Marie Pezé : La situation va trop mal pour qu’on en soit à décider que les organisations du travail vont s’adapter au corps des femmes. La biodisponibilité des hommes pour le travail est assurée par les femmes. Qui s’occupe du linge ? Qui s’occupe des enfants ? Qui décharge le corps de l’homme pour qu’il puisse travailler ? Ce sont les femmes. Les femmes prennent la sphère privée et la sphère du travail en charge. Le point positif est que les femmes françaises continuent à travailler et à faire des enfants, c’est qu’elles y trouvent une forme d’émancipation. Ça c’est le point très positif.

Sylvie Ohayon : La meilleure façon de faire changer les choses, c’est d’assumer ce qu’on est et d’assumer ses choix. Il faut aussi faire preuve d’indulgence. Les femmes doivent faire preuve d’indulgence envers elles-mêmes, elles ne doivent pas se voir en super héroïne et elles doivent accepter l’idée qu’on ne peut pas être sur tous les fronts, elles gagneront en sérénité. J’ai pour ma part été employée dans une grosse entreprise pendant 16 ans, j’ai jonglé, j’ai culpabilisé. Et j’ai décidé d’arrêter. On ne peut pas être sur tous les fronts. C’est à la femme de résoudre ce problème et non pas à la société. Je pense qu’il faut se prendre ne main et qu’on est beaucoup plus forte quand on décide pour soi. Elles ne sont pas responsables de leur statut de victime, mais elles s’en imposent beaucoup.

Et la situation est de pire en pire. J’ai pour mon dernier livre beaucoup été en contact avec un chirurgien esthétique. La clientèle va de la femme de banlieue qui économise pour se faire refaire les seins à la grande bourgeoise qui va se refaire le nez parce que son mari lui a fait une réflexion désobligeante à un diner. C’est de plus en plus difficile.  

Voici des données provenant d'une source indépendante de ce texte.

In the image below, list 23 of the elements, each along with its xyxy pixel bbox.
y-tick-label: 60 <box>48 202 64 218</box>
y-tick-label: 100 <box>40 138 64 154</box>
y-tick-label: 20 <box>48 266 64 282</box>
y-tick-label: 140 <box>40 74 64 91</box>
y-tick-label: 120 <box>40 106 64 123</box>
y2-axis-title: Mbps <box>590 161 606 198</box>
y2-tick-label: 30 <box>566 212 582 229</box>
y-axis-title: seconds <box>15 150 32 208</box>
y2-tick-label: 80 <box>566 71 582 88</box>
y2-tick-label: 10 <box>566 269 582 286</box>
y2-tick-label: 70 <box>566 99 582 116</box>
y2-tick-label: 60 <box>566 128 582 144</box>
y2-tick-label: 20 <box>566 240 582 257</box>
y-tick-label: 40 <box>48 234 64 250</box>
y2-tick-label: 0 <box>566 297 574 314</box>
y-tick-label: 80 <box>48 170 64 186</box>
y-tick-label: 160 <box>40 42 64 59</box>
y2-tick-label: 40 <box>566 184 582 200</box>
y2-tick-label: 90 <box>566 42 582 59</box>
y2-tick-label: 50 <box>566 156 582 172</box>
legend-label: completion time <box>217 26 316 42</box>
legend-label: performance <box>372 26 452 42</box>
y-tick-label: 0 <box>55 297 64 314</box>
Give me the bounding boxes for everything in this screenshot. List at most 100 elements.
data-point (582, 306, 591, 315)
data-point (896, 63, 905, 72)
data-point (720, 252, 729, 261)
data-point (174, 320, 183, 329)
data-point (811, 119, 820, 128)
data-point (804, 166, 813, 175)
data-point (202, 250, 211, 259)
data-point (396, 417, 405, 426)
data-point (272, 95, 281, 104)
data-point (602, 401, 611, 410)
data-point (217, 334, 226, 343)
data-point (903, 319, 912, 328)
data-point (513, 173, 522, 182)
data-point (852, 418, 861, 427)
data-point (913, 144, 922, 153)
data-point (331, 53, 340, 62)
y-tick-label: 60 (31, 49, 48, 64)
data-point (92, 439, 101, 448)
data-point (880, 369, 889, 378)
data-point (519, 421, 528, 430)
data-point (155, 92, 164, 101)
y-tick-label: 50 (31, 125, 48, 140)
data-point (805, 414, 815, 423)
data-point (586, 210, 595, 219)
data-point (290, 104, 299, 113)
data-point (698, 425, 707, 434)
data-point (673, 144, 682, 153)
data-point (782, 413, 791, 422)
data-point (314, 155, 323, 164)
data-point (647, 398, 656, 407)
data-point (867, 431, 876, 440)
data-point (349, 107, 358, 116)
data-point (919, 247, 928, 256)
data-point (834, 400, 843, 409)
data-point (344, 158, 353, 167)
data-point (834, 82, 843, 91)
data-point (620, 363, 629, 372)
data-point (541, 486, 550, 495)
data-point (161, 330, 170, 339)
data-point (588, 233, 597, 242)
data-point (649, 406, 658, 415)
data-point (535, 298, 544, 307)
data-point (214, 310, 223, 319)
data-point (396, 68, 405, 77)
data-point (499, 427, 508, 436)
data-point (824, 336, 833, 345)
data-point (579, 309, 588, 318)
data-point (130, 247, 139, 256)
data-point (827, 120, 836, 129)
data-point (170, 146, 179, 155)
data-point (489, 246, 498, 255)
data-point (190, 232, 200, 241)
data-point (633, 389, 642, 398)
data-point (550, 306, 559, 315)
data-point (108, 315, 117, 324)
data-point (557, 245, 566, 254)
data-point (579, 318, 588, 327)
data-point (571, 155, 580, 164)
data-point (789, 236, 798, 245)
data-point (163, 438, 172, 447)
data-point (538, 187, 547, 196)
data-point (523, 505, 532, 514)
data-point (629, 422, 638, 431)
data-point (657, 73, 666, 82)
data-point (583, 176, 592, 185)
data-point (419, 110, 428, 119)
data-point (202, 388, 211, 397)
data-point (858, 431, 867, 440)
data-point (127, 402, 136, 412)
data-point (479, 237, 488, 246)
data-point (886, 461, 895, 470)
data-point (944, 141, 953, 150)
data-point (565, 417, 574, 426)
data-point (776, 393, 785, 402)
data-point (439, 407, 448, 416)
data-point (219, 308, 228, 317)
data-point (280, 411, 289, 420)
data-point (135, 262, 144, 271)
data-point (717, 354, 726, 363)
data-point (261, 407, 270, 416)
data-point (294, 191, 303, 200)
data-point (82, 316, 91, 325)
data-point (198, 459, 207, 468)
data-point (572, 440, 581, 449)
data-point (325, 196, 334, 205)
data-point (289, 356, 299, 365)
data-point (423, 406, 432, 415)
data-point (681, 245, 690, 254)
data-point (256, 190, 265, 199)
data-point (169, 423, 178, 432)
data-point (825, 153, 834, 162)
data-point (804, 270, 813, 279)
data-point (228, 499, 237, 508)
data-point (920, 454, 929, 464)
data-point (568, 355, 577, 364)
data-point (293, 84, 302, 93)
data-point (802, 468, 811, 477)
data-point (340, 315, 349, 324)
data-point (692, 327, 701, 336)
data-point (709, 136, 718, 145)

Yves Raibaud : Je pense qu’il existe des pistes d’amélioration. La première chose à faire est ce que les européens appellent du "gender budgeting", c’est-à-dire de voir dans les mairies quel argent on donne aux loisirs féminins et masculins et d’équilibrer cela de façon à encourager les femmes à prendre confiance en elles et à accéder de façon égale à l’espace public. La deuxième chose, c’est la sécurisation des espaces publics. Et le dernier élément serait de travailler sur l’éducation des petits garçons en ne les éduquant pas comme des petites frappes, de travailler sur les relations garçons-filles à l’école.